O filme narra uma longa noite de sexo na floresta. Hétero, homo, sadomasoquismo. Tirando o sexo no limite do explícito, é impossível não pensar no clássico de Michelangelo Antonioni, A Noite, episódio intermediário da trilogia da solidão e da incomunicabilidade. Jeanne Moreau e Marcello Mastroianni atravessam aquela noite e, com a aurora, extenuados pelo vazio existencial, ela lê uma carta amorosa que ele lhe enviou, anos atrás. Onde foram parar os sentimentos? "Sem dúvida que Antonioni foi uma referência, mas não no sentido usual. Lá, no começo dos (anos) 1960, ele filmava uma classe, a burguesia. Aqui há uma interação entre aristocratas e camponeses. O sexo abole as classes, o servo aplica chibatadas no seu senhor, mas a questão permanece. Pela manhã, o desejo é aplacado, mas não satisfeito. Faz parte da natureza humana querer mais. Como em Antonioni, a luz não chega como uma libertação."
Quase não há trama em Liberté – uma vaga história de resgatar noviças que estão no convento contra a vontade e trazê-las para a orgia na floresta. O que o espectador vê funciona como um espelho. Fisicalidade pura. Na tela, homens e mulheres, detrás de árvores, arbustos, excitam-se olhando pessoas que fazem sexo. Eles olham, e o espectador também. O voyeurismo.
"E essa é uma diferença entre o filme e a peça. No teatro havia mais texto. O filme tem mais fricção. E por mais estranhamento que eu consiga criar na montagem, o espectador fica mais próximo das emoções dos atores." Justamente, os atores. A maioria era de não profissionais – nenhum ator pornô – e ficavam à disposição do diretor a noite toda, naquela área de cruising que era o set. Não havia um roteiro preciso. Serra decidia na hora o que ia filmar, e com quem.

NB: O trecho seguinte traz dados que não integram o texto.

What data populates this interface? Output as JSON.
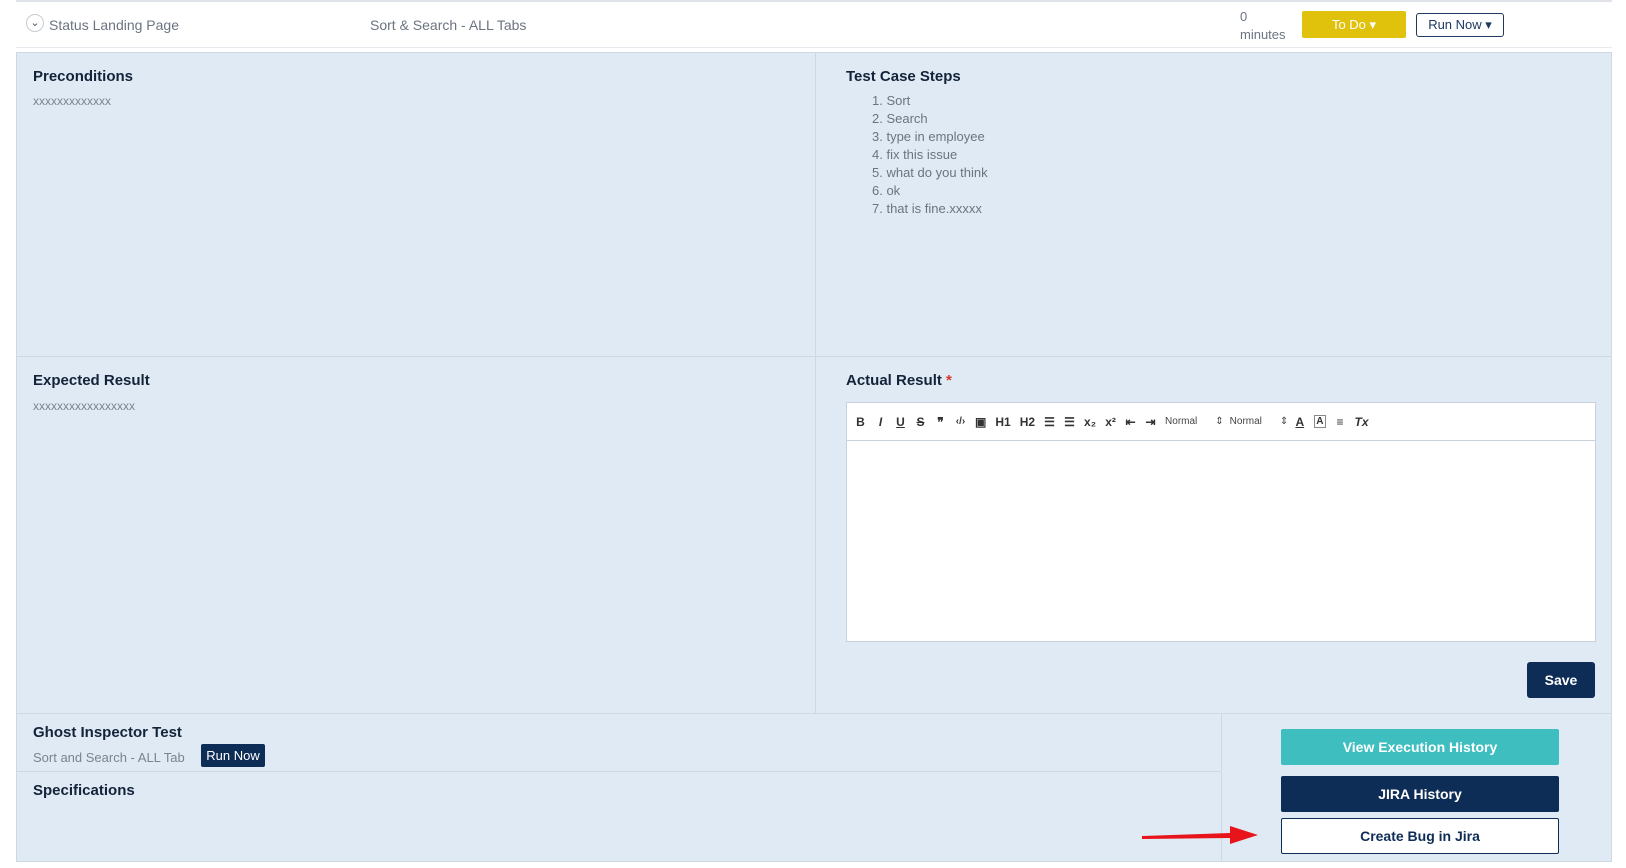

O mais conhecido deles está quase irreconhecível. Você precisa prestar muita atenção no duque de Walchen para identificar o ator cultuado por nomes como Luchino Visconti, Vittorio De Sica e Joseph Losey – Helmut Berger. "Ele é muito corajoso. Discutimos antes o papel, a intenção. No set, fazia o que era preciso, sem inibições. Dizia que o corpo é sua ferramenta de trabalho."